Context: Advanced economies making up the G7 grouping have reached a “historic” deal on taxing multinational companies.
Key Highlights
- The first decision that has been ratified is to force multinationals to pay taxes where they operate.
- The second decision in the agreement commits states to a global minimum corporate tax rate of 15% to avoid countries undercutting each other.
- The G7 commit to reaching an equitable solution on the allocation of taxing rights, with market countries awarded taxing rights on at least 20% of profit exceeding a 10% margin for the largest and most profitable multinational enterprises.
- The deal will provide for appropriate coordination between the application of the new international tax rules and the removal of all Digital Services Taxes.
About G7 corporate tax deal
- The finance ministers meeting in London agreed to counter tax avoidance through measures to make companies pay in the countries where they do business.
- They also agreed in principle to ratify a global minimum corporate tax rate to counter the possibility of countries undercutting each other to attract investments.
- The deal announced involving the US, the UK, Germany, France, Canada, Italy and Japan, is likely to be put before a G20 meeting in July.
Reasons for minimum corporate tax rate
- The decision to ratify a 15% floor rate follows from a declaration of war on low-tax jurisdictions around the globe announced by US Treasury Secretary.
- She had urged the world’s 20 advanced nations to move in the direction of adopting a minimum global corporate income tax.
- The move to put a minimum rate in place attempted to reverse a “30-year race to the bottom” in which countries have resorted to slashing corporate tax rates to attract multinational corporations.

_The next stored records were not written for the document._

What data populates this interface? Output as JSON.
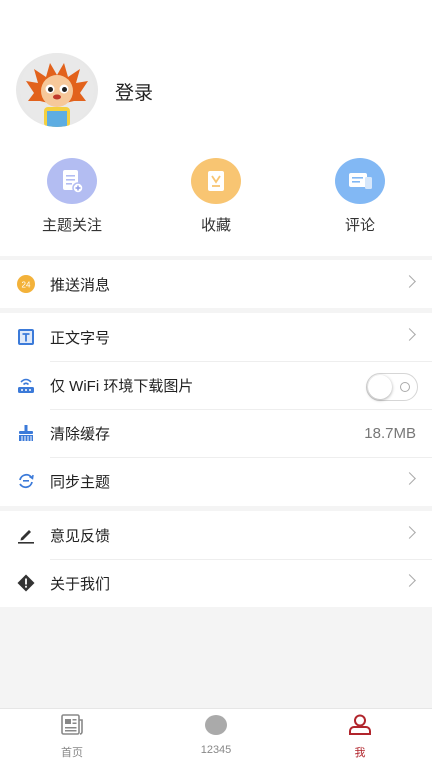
{
  "profile": {
    "login_label": "登录",
    "avatar_icon": "cartoon-lion-avatar"
  },
  "quick_actions": [
    {
      "label": "主题关注",
      "icon": "topic-follow-icon",
      "color": "#a8b4f0"
    },
    {
      "label": "收藏",
      "icon": "favorite-icon",
      "color": "#f7c16b"
    },
    {
      "label": "评论",
      "icon": "comment-icon",
      "color": "#7cb2f2"
    }
  ],
  "menu": {
    "push": {
      "label": "推送消息",
      "icon": "push-badge-icon"
    },
    "font_size": {
      "label": "正文字号",
      "icon": "text-size-icon"
    },
    "wifi_images": {
      "label": "仅 WiFi 环境下载图片",
      "icon": "wifi-router-icon",
      "enabled": false
    },
    "clear_cache": {
      "label": "清除缓存",
      "icon": "broom-icon",
      "value": "18.7MB"
    },
    "sync_theme": {
      "label": "同步主题",
      "icon": "sync-icon"
    },
    "feedback": {
      "label": "意见反馈",
      "icon": "pen-icon"
    },
    "about": {
      "label": "关于我们",
      "icon": "info-diamond-icon"
    }
  },
  "tabbar": [
    {
      "label": "首页",
      "icon": "newspaper-icon",
      "active": false
    },
    {
      "label": "12345",
      "icon": "hotline-icon",
      "active": false
    },
    {
      "label": "我",
      "icon": "user-icon",
      "active": true
    }
  ],
  "colors": {
    "accent": "#b1252c",
    "background": "#f4f4f4"
  }
}
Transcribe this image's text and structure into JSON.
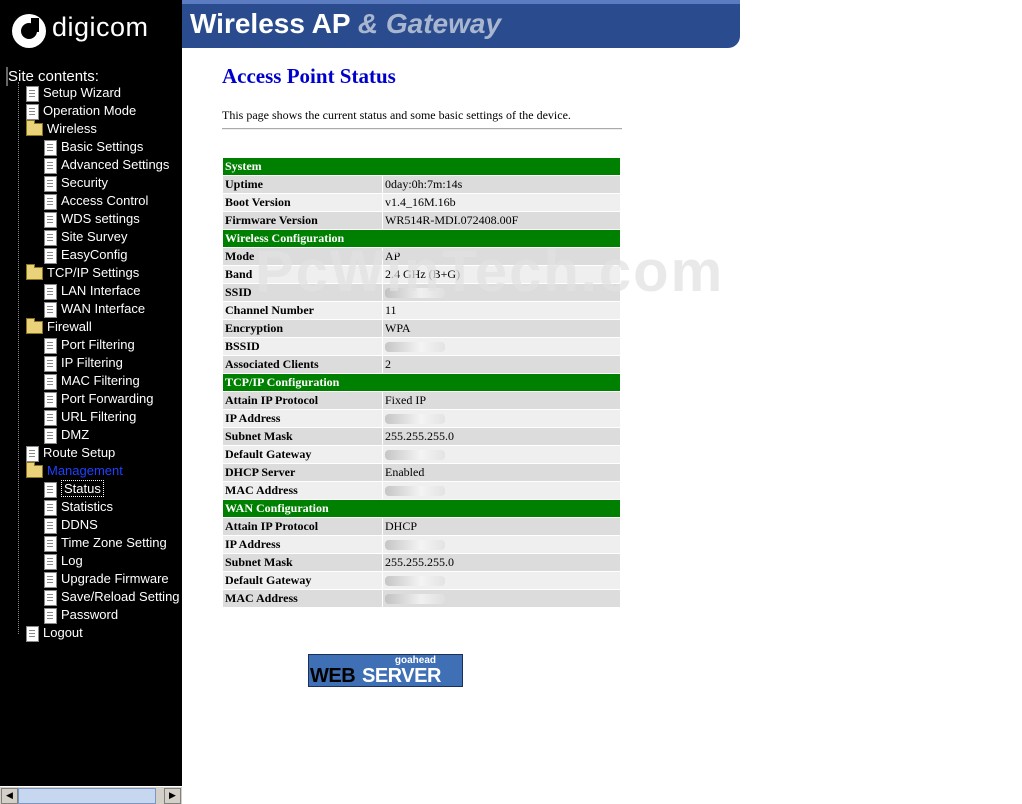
{
  "header": {
    "logo": "digicom",
    "title_main": "Wireless AP",
    "title_amp": "& Gateway"
  },
  "sidebar": {
    "title": "Site contents:",
    "items": [
      {
        "label": "Setup Wizard",
        "type": "doc",
        "level": 1
      },
      {
        "label": "Operation Mode",
        "type": "doc",
        "level": 1
      },
      {
        "label": "Wireless",
        "type": "folder",
        "level": 1
      },
      {
        "label": "Basic Settings",
        "type": "doc",
        "level": 2
      },
      {
        "label": "Advanced Settings",
        "type": "doc",
        "level": 2
      },
      {
        "label": "Security",
        "type": "doc",
        "level": 2
      },
      {
        "label": "Access Control",
        "type": "doc",
        "level": 2
      },
      {
        "label": "WDS settings",
        "type": "doc",
        "level": 2
      },
      {
        "label": "Site Survey",
        "type": "doc",
        "level": 2
      },
      {
        "label": "EasyConfig",
        "type": "doc",
        "level": 2
      },
      {
        "label": "TCP/IP Settings",
        "type": "folder",
        "level": 1
      },
      {
        "label": "LAN Interface",
        "type": "doc",
        "level": 2
      },
      {
        "label": "WAN Interface",
        "type": "doc",
        "level": 2
      },
      {
        "label": "Firewall",
        "type": "folder",
        "level": 1
      },
      {
        "label": "Port Filtering",
        "type": "doc",
        "level": 2
      },
      {
        "label": "IP Filtering",
        "type": "doc",
        "level": 2
      },
      {
        "label": "MAC Filtering",
        "type": "doc",
        "level": 2
      },
      {
        "label": "Port Forwarding",
        "type": "doc",
        "level": 2
      },
      {
        "label": "URL Filtering",
        "type": "doc",
        "level": 2
      },
      {
        "label": "DMZ",
        "type": "doc",
        "level": 2
      },
      {
        "label": "Route Setup",
        "type": "doc",
        "level": 1
      },
      {
        "label": "Management",
        "type": "folder",
        "level": 1,
        "active": true
      },
      {
        "label": "Status",
        "type": "doc",
        "level": 2,
        "selected": true
      },
      {
        "label": "Statistics",
        "type": "doc",
        "level": 2
      },
      {
        "label": "DDNS",
        "type": "doc",
        "level": 2
      },
      {
        "label": "Time Zone Setting",
        "type": "doc",
        "level": 2
      },
      {
        "label": "Log",
        "type": "doc",
        "level": 2
      },
      {
        "label": "Upgrade Firmware",
        "type": "doc",
        "level": 2
      },
      {
        "label": "Save/Reload Setting",
        "type": "doc",
        "level": 2
      },
      {
        "label": "Password",
        "type": "doc",
        "level": 2
      },
      {
        "label": "Logout",
        "type": "doc",
        "level": 1
      }
    ]
  },
  "main": {
    "title": "Access Point Status",
    "description": "This page shows the current status and some basic settings of the device.",
    "sections": [
      {
        "title": "System",
        "rows": [
          {
            "label": "Uptime",
            "value": "0day:0h:7m:14s"
          },
          {
            "label": "Boot Version",
            "value": "v1.4_16M.16b"
          },
          {
            "label": "Firmware Version",
            "value": "WR514R-MDI.072408.00F"
          }
        ]
      },
      {
        "title": "Wireless Configuration",
        "rows": [
          {
            "label": "Mode",
            "value": "AP"
          },
          {
            "label": "Band",
            "value": "2.4 GHz (B+G)"
          },
          {
            "label": "SSID",
            "value": "",
            "redacted": true
          },
          {
            "label": "Channel Number",
            "value": "11"
          },
          {
            "label": "Encryption",
            "value": "WPA"
          },
          {
            "label": "BSSID",
            "value": "",
            "redacted": true
          },
          {
            "label": "Associated Clients",
            "value": "2"
          }
        ]
      },
      {
        "title": "TCP/IP Configuration",
        "rows": [
          {
            "label": "Attain IP Protocol",
            "value": "Fixed IP"
          },
          {
            "label": "IP Address",
            "value": "",
            "redacted": true
          },
          {
            "label": "Subnet Mask",
            "value": "255.255.255.0"
          },
          {
            "label": "Default Gateway",
            "value": "",
            "redacted": true
          },
          {
            "label": "DHCP Server",
            "value": "Enabled"
          },
          {
            "label": "MAC Address",
            "value": "",
            "redacted": true
          }
        ]
      },
      {
        "title": "WAN Configuration",
        "rows": [
          {
            "label": "Attain IP Protocol",
            "value": "DHCP"
          },
          {
            "label": "IP Address",
            "value": "",
            "redacted": true
          },
          {
            "label": "Subnet Mask",
            "value": "255.255.255.0"
          },
          {
            "label": "Default Gateway",
            "value": "",
            "redacted": true
          },
          {
            "label": "MAC Address",
            "value": "",
            "redacted": true
          }
        ]
      }
    ]
  },
  "watermark": "PcWinTech.com",
  "badge": {
    "top": "goahead",
    "web": "WEB",
    "server": "SERVER"
  },
  "colors": {
    "section_bg": "#008000",
    "banner_bg": "#2a4c8e",
    "title": "#0000cc",
    "active_folder": "#2040ff"
  }
}
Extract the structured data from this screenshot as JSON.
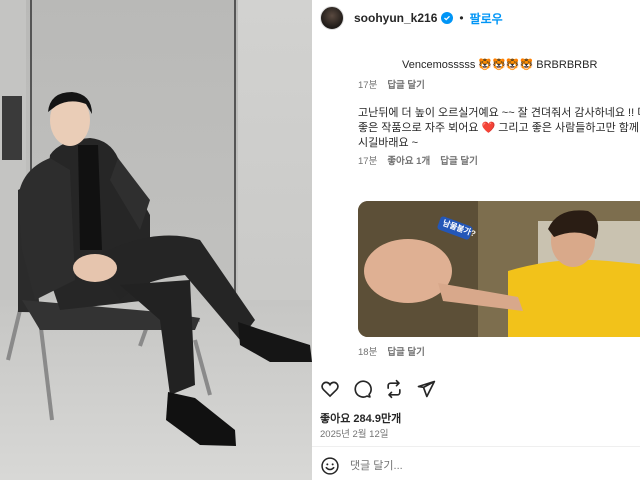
{
  "post": {
    "photo_alt": "man in dark suit seated on sling chair",
    "header": {
      "username": "soohyun_k216",
      "separator": "•",
      "follow_label": "팔로우"
    },
    "comments": [
      {
        "text": "Vencemosssss 🐯🐯🐯🐯 BRBRBRBR",
        "time": "17분",
        "reply_label": "답글 달기"
      },
      {
        "text": "고난뒤에 더 높이 오르실거예요 ~~ 잘 견뎌줘서 감사하네요 !! 더 좋은 작품으로 자주 뵈어요 ❤️ 그리고 좋은 사람들하고만 함께 하시길바래요 ~",
        "time": "17분",
        "likes": "좋아요 1개",
        "reply_label": "답글 달기"
      },
      {
        "image_text": "남물불가?",
        "time": "18분",
        "reply_label": "답글 달기"
      }
    ],
    "likes": "좋아요 284.9만개",
    "date": "2025년 2월 12일",
    "add_comment_placeholder": "댓글 달기...",
    "icons": {
      "like": "heart-icon",
      "comment": "comment-icon",
      "share": "repost-icon",
      "send": "send-icon",
      "emoji": "smiley-icon"
    },
    "colors": {
      "link_blue": "#0095f6",
      "text": "#262626",
      "muted": "#737373"
    }
  }
}
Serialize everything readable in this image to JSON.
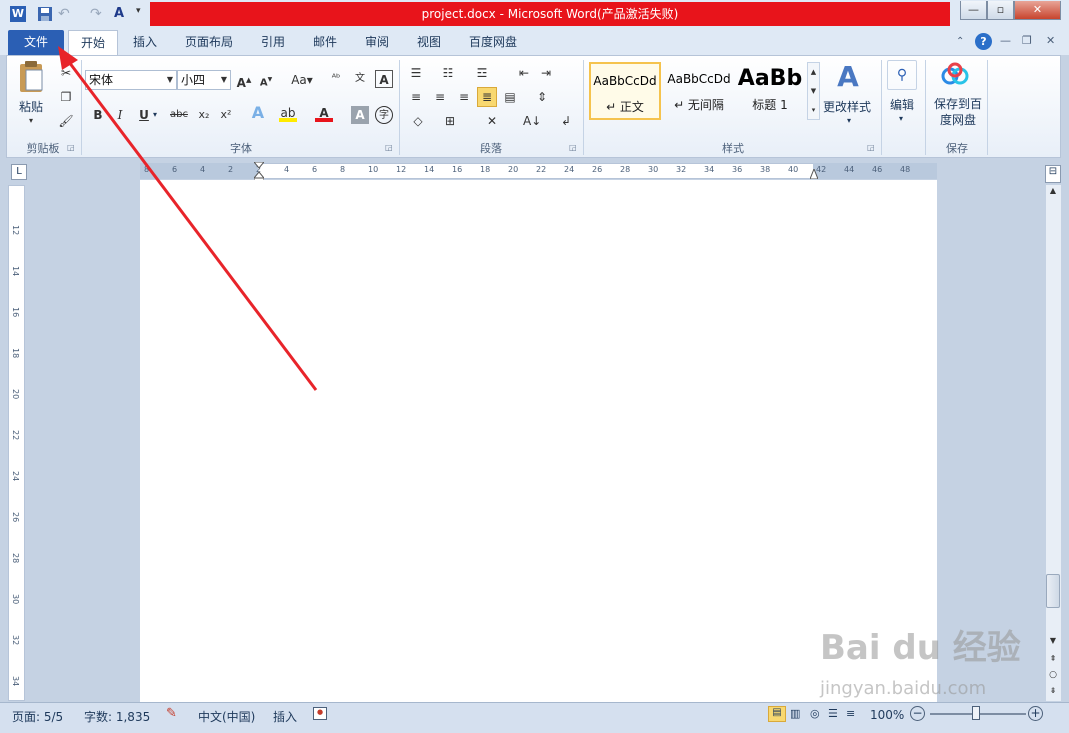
{
  "title": "project.docx - Microsoft Word(产品激活失败)",
  "tabs": {
    "file": "文件",
    "home": "开始",
    "insert": "插入",
    "layout": "页面布局",
    "references": "引用",
    "mailings": "邮件",
    "review": "审阅",
    "view": "视图",
    "baidu": "百度网盘"
  },
  "clipboard": {
    "paste": "粘贴",
    "label": "剪贴板"
  },
  "font": {
    "name": "宋体",
    "size": "小四",
    "label": "字体"
  },
  "paragraph": {
    "label": "段落"
  },
  "styles": {
    "label": "样式",
    "items": [
      {
        "sample": "AaBbCcDd",
        "name": "↵ 正文"
      },
      {
        "sample": "AaBbCcDd",
        "name": "↵ 无间隔"
      },
      {
        "sample": "AaBb",
        "name": "标题 1"
      }
    ],
    "change": "更改样式"
  },
  "editing": {
    "label": "编辑"
  },
  "save": {
    "button": "保存到百度网盘",
    "line1": "保存到百",
    "line2": "度网盘",
    "label": "保存"
  },
  "ruler": {
    "h_ticks": [
      "8",
      "6",
      "4",
      "2",
      "2",
      "4",
      "6",
      "8",
      "10",
      "12",
      "14",
      "16",
      "18",
      "20",
      "22",
      "24",
      "26",
      "28",
      "30",
      "32",
      "34",
      "36",
      "38",
      "40",
      "42",
      "44",
      "46",
      "48"
    ],
    "v_ticks": [
      "12",
      "14",
      "16",
      "18",
      "20",
      "22",
      "24",
      "26",
      "28",
      "30",
      "32",
      "34"
    ]
  },
  "status": {
    "page": "页面: 5/5",
    "words": "字数: 1,835",
    "language": "中文(中国)",
    "mode": "插入",
    "zoom": "100%"
  },
  "watermark": {
    "main": "Bai du 经验",
    "sub": "jingyan.baidu.com"
  },
  "colors": {
    "title_bar": "#e8141b",
    "file_tab": "#2b5fb4",
    "arrow": "#e8242a"
  }
}
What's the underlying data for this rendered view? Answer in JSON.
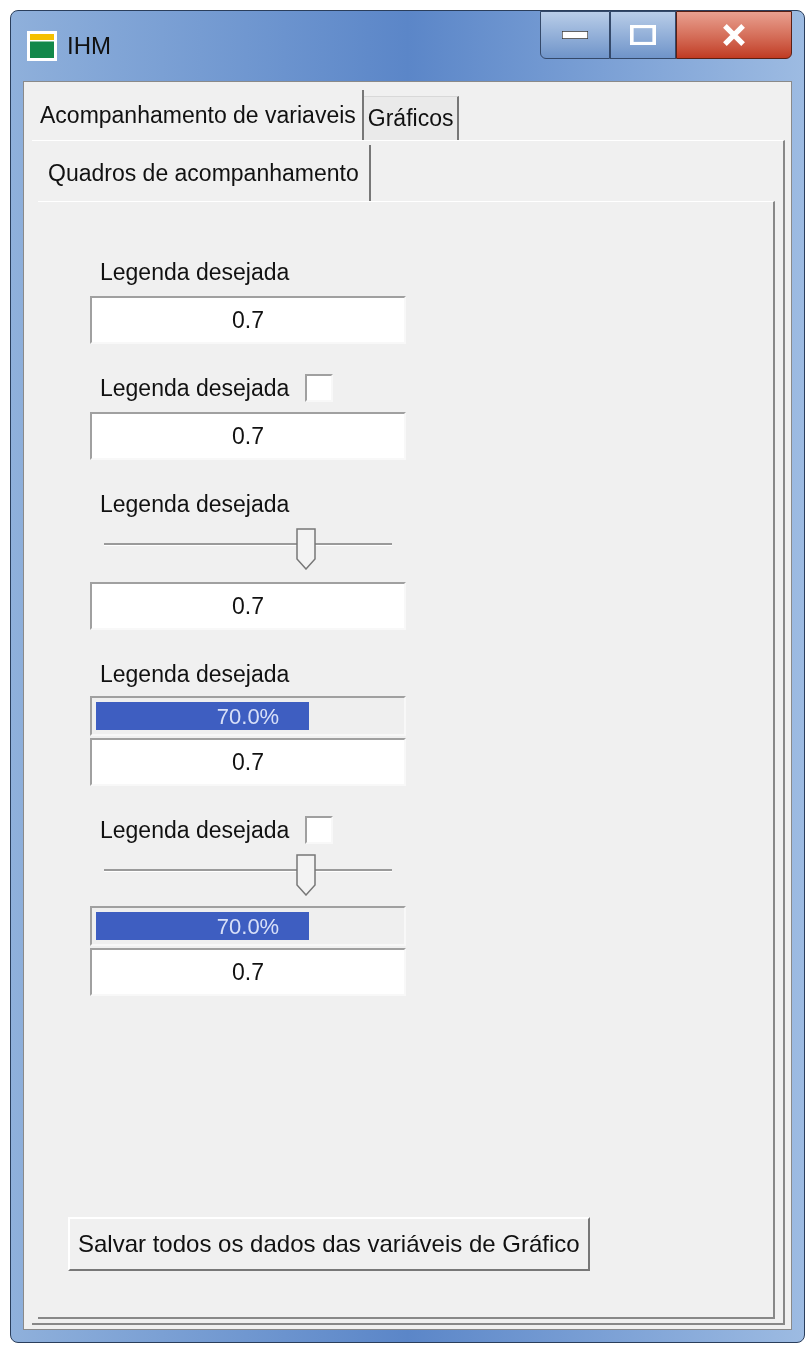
{
  "window": {
    "title": "IHM"
  },
  "tabs": [
    {
      "label": "Acompanhamento de variaveis",
      "selected": true
    },
    {
      "label": "Gráficos",
      "selected": false
    }
  ],
  "subtabs": [
    {
      "label": "Quadros de acompanhamento",
      "selected": true
    }
  ],
  "panels": [
    {
      "label": "Legenda desejada",
      "value": "0.7"
    },
    {
      "label": "Legenda desejada",
      "checkbox": {
        "checked": false
      },
      "value": "0.7"
    },
    {
      "label": "Legenda desejada",
      "slider": {
        "level": 0.7
      },
      "value": "0.7"
    },
    {
      "label": "Legenda desejada",
      "progress": {
        "level": 0.7,
        "reading": "70.0%"
      },
      "value": "0.7"
    },
    {
      "label": "Legenda desejada",
      "checkbox": {
        "checked": false
      },
      "slider": {
        "level": 0.7
      },
      "progress": {
        "level": 0.7,
        "reading": "70.0%"
      },
      "value": "0.7"
    }
  ],
  "save_button": "Salvar todos os dados das variáveis de Gráfico"
}
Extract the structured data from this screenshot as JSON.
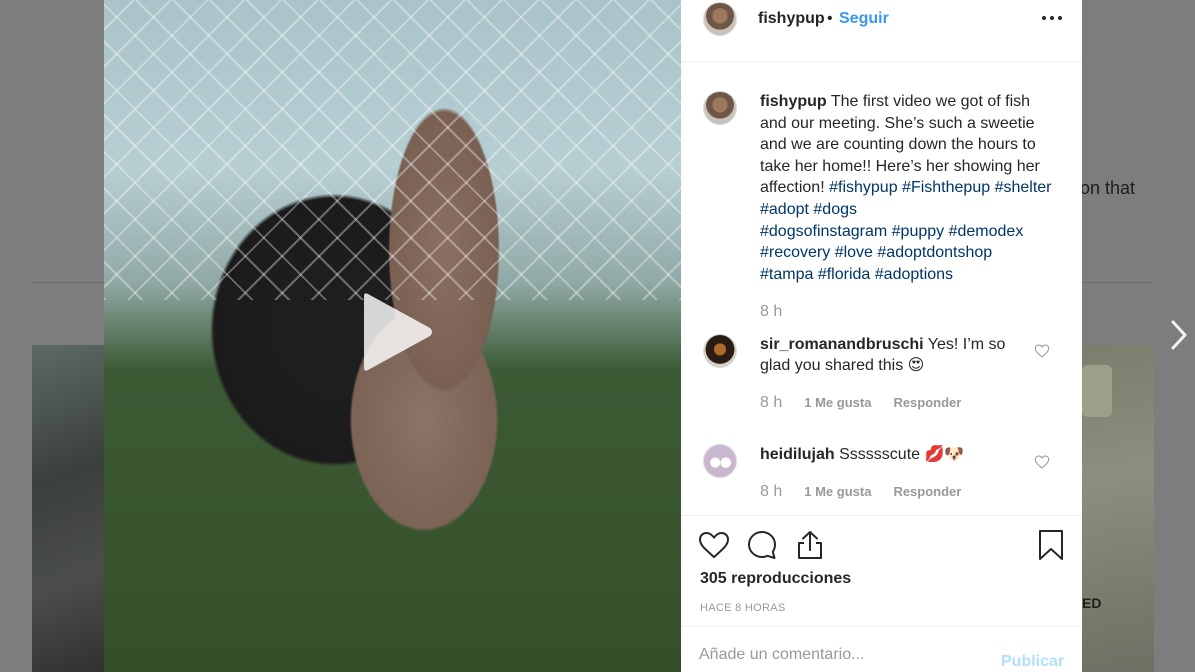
{
  "background": {
    "partial_text": "on that",
    "next_icon": "chevron-right-icon",
    "right_photo_code": "ED"
  },
  "post": {
    "header": {
      "username": "fishypup",
      "separator": "•",
      "follow_label": "Seguir",
      "more_icon": "more-options-icon"
    },
    "caption": {
      "username": "fishypup",
      "text": "The first video we got of fish and our meeting. She’s such a sweetie and we are counting down the hours to take her home!! Here’s her showing her affection!",
      "hashtags": [
        "#fishypup",
        "#Fishthepup",
        "#shelter",
        "#adopt",
        "#dogs",
        "#dogsofinstagram",
        "#puppy",
        "#demodex",
        "#recovery",
        "#love",
        "#adoptdontshop",
        "#tampa",
        "#florida",
        "#adoptions"
      ],
      "time": "8 h"
    },
    "comments": [
      {
        "username": "sir_romanandbruschi",
        "text": "Yes! I’m so glad you shared this 😍",
        "time": "8 h",
        "likes": "1 Me gusta",
        "reply": "Responder"
      },
      {
        "username": "heidilujah",
        "text": "Sssssscute 💋🐶",
        "time": "8 h",
        "likes": "1 Me gusta",
        "reply": "Responder"
      }
    ],
    "actions": {
      "views": "305 reproducciones",
      "time_ago": "HACE 8 HORAS"
    },
    "add_comment": {
      "placeholder": "Añade un comentario...",
      "publish_label": "Publicar"
    }
  },
  "colors": {
    "link_blue": "#3897f0",
    "hashtag": "#003569",
    "muted": "#999999",
    "publish_disabled": "#b2dffc"
  }
}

Concerns associated with G7 corporate tax deal
- It impinges on the right of the sovereign to decide a nation’s tax policy apart from the challenges of getting all major nations on the same page.
- A global minimum rate would essentially take away a tool that countries use to push policies that suit them.
- The IMF and World Bank data suggest that developing countries with less ability to offer mega stimulus packages may experience a longer economic hangover than developed nations.
- A lower tax rate is a tool they can use to alternatively push economic activity and a global minimum tax rate will do little to tackle tax evasion.
India’s position on G7 corporate tax deal
- In 2019, the finance minister announced a sharp cut in corporate taxes for domestic companies to 22% and for new domestic manufacturing companies to 15%.
- The Taxation Laws (Amendment) Act, 2019 resulted in the insertion of a section (115BAA) to the Income-Tax Act, 1961.
- It aims to provide for the concessional tax rate of 22% for existing domestic companies subject to certain conditions including that they do not avail of any specified incentive or deductions.
- The cuts effectively brought India’s headline corporate tax rate broadly at par with the average 23% rate in Asian countries.